Sumo customers use Sumo to collect metrics that measure the availability, usage, and performance of their application and computing resource, sometimes many times per minute.

In Sumo, we use the term time series to refer a set of timestamped values of a specific measurement. More generally, we often refer to metrics as time series data.

How do metrics get into Sumo?

Sumo administrators set up metric sources to receive metrics. A metric source understands a particular type of metric. For example, Sumo’s host metrics source knows how to ingest system metrics (network, CPU, file system, and so on) from Linux and Windows. Our CloudWatch source knows how to ingest metrics from AWS.

Metrics flow into Sumo as individual data points. The frequency varies.

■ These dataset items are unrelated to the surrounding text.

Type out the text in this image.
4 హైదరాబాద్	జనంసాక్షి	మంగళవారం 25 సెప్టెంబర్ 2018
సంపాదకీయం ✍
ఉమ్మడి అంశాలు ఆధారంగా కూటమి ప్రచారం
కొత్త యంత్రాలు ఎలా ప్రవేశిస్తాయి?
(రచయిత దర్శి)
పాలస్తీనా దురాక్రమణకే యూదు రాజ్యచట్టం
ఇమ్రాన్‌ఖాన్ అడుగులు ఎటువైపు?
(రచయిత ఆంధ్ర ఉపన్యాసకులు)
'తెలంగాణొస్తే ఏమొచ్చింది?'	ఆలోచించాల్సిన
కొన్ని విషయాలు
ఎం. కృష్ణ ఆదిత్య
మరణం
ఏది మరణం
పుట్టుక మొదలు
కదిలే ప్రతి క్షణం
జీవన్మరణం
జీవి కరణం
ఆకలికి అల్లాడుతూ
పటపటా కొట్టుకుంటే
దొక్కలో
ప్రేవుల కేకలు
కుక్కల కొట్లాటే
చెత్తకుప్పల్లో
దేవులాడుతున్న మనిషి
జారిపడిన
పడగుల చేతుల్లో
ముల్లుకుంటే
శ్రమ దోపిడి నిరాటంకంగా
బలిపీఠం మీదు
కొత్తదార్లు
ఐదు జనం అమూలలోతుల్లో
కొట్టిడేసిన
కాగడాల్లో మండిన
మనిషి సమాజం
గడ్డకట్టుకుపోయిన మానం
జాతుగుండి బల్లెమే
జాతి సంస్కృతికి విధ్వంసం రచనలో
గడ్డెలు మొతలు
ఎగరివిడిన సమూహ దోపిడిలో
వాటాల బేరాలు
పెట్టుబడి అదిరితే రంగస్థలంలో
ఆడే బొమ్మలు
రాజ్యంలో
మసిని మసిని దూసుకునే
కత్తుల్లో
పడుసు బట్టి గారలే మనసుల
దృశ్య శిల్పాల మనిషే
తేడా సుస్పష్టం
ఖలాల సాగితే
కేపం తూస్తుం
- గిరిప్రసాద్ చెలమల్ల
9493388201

How does Sumo store metrics?

Sumo stores metrics as raw data points and also in summarized form, in rollup tables.

Raw data points are individual data points. We sometimes refer to the raw data points we store as the baseline table.

While the baseline table contains raw data, rollup tables contain aggregated metric values. Sumo has two sets of rollup tables: one with the metric values for each time series aggregated by minute and one by hour. Sumo performs five types of aggregation on raw data points: avg, max, min, count, and sum. (The average value of the data points, the maximum value of the data points, the minimum value, the number of data points, and the sum of all the values.)

The process of calculating aggregated values for the individual data points in a time bucket is called quantization. The quantization process is described in detail on Metrics Quantization.

Metrics formats

Sumo supports the Graphite, Carbon 2.0, and Prometheus metric formats. For more information, see Metrics Formats.

Metrics sources

note

Metrics reported with a timestamp older than 24 hours ago or newer than 24 hours in the future from the time they are reported are dropped.

Currently available metric sources are:

  • HTTP Logs and Metrics source. You can use an HTTP source on hosted collector to collect Graphite, Carbon 2.0, and Prometheus metrics from environments where it is impractical to deploy an installed collector.

  • Host Metrics source. You can use a host metrics source on an installed collector to collect CPU, memory, TCP, networking, and disk metrics on Linux and Windows machines.

  • Amazon CloudWatch Source for Metrics. You can use a CloudWatch source on a hosted collector to collect metrics for a variety of AWS resources.  

  • AWS Kinesis Firehose for Metrics Source. You can use the AWS Kinesis Firehose for Metrics source to ingest CloudWatch metrics from Amazon Kinesis Data Firehose.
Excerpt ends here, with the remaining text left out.